Thanks to Céline of Naked Translations, I’ve learned a new French expression: découvrir le pot aux roses, which she says means ‘to find out what’s going on’ and my Dictionary of Modern Colloquial French by René James Hérail and Edwin A. Lovatt defines as ‘to stumble on a bit of scandal.’ It’s apparently often misunderstood as “poteau rose,” so Chris Waigl of serendipity is using poteaux roses as a French equivalent of “eggcorns” (first sighted here) for the purposes of her eggcorn database. (If any of my Russian readers know of a Russian word or phrase that’s sometimes replaced by a semantically clearer, though historically incorrect, version, like “eggcorn” for acorn or “poteau rose” for pot aux roses, please mention it in the comments.)
The interesting thing about découvrir le pot aux roses is that it’s not at all clear how the expression came about.
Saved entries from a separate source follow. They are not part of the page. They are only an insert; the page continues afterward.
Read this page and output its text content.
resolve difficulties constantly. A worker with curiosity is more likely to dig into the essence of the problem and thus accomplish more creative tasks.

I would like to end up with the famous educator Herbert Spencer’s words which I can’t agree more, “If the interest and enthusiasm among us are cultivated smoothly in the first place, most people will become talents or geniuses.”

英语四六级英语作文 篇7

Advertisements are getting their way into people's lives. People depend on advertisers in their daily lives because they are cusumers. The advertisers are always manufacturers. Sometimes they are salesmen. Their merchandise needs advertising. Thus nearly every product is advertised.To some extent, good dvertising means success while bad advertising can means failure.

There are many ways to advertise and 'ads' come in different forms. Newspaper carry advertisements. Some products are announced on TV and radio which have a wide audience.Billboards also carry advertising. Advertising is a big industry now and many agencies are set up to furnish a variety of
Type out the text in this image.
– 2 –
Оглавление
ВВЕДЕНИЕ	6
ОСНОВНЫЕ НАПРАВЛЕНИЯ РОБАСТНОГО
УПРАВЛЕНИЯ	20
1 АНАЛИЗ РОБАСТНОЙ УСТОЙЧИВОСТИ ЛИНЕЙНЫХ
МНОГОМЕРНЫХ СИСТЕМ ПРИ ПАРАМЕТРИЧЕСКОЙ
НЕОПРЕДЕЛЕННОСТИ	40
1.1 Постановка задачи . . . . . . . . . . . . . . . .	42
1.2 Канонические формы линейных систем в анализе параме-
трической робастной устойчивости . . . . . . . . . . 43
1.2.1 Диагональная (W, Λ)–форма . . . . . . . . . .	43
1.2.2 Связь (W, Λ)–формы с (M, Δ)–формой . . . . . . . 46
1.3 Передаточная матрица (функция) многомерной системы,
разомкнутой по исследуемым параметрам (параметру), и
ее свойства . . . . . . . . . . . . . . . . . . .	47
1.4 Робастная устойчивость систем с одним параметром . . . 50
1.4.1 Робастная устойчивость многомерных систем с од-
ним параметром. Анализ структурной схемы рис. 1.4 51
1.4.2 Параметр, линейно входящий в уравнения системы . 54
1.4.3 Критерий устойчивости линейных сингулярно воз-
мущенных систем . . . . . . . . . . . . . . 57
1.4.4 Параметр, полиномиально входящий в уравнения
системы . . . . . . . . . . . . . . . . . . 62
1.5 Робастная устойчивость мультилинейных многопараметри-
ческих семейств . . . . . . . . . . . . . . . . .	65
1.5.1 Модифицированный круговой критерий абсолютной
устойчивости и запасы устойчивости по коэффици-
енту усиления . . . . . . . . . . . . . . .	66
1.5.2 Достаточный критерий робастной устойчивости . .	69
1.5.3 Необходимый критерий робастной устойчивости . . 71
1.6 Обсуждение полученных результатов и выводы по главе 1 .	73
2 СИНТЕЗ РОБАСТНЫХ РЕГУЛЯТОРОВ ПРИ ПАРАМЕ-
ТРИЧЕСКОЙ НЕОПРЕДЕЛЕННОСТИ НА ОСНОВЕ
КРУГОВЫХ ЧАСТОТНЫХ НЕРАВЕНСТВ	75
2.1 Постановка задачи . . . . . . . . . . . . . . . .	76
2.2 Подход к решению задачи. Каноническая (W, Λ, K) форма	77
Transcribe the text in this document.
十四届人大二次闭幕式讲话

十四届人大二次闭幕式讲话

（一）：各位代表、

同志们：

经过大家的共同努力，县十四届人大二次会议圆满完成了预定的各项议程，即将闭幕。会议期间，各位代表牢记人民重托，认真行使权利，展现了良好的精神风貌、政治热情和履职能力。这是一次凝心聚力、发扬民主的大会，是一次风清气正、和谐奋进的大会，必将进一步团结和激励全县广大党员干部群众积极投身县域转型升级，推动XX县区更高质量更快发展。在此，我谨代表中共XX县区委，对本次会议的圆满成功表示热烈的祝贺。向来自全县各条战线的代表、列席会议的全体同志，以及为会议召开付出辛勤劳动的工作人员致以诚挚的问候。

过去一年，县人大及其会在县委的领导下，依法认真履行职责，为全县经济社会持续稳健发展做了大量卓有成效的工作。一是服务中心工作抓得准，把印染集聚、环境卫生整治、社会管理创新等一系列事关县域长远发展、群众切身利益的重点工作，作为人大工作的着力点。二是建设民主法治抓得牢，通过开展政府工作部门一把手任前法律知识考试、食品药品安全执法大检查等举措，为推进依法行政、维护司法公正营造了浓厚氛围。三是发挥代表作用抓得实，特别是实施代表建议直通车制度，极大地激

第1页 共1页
For one thing, roses are not grown in pots, and there is no such thing as a pot aux roses in other contexts (hence the eggcorn potential). One theory is that the reference was originally to rose in the sense of ‘rouge,’ which makes perfect sense of the expression, since it would mean “discovering the secret of what you thought had been a woman’s natural beauty”; alas, as Francparler.com points out, the expression has always had roses, plural, so that won’t wash. There’s further discussion at the entry in the dictionary at the excellent Langue française site (“Dépannage en français, difficultés, (bon) usage, syntaxe, orthographe, vocabulaire, étymologie, débats et dossiers thématiques”—I love their epigraph « C’est quand les accents graves tournent à l’aigu que les sourcils sont en accent circonflexe. »).
The Hérail-Lovatt book, by the way, says “Few expressions containing the word pot have literal meanings. Most, like se manier le pot: to ‘put one’s skates on’, to hurry up and en avoir plein le pot: to be fed-up, are figurative derivations.” The listed meanings are ‘arse, bum, behind’; ‘luck, good fortune’; ‘drink, alcoholic beverage’; and ‘pot, kitty, pool of money staked at cards’; these are followed by phrases like faire son pot ‘to make one’s pile, amass a tidy sum of money,’ pot de colle ‘limpet-bore, tenacious button-holer,’ and tourner autour du pot ‘to beat about the bush, to tackle a problem or a situation in a dilly-dally manner’; the last of these is découvrir le pot aux roses, followed by the useful note “Because of a possible hiatus, the ‘t’ in pot is pronounced as a liaison in colloquial contexts.” An exemplary book (note that most definitions include both a colloquial equivalent and a literal explanation), which any reader of French literature (not to mention l’internet!) should have at hand.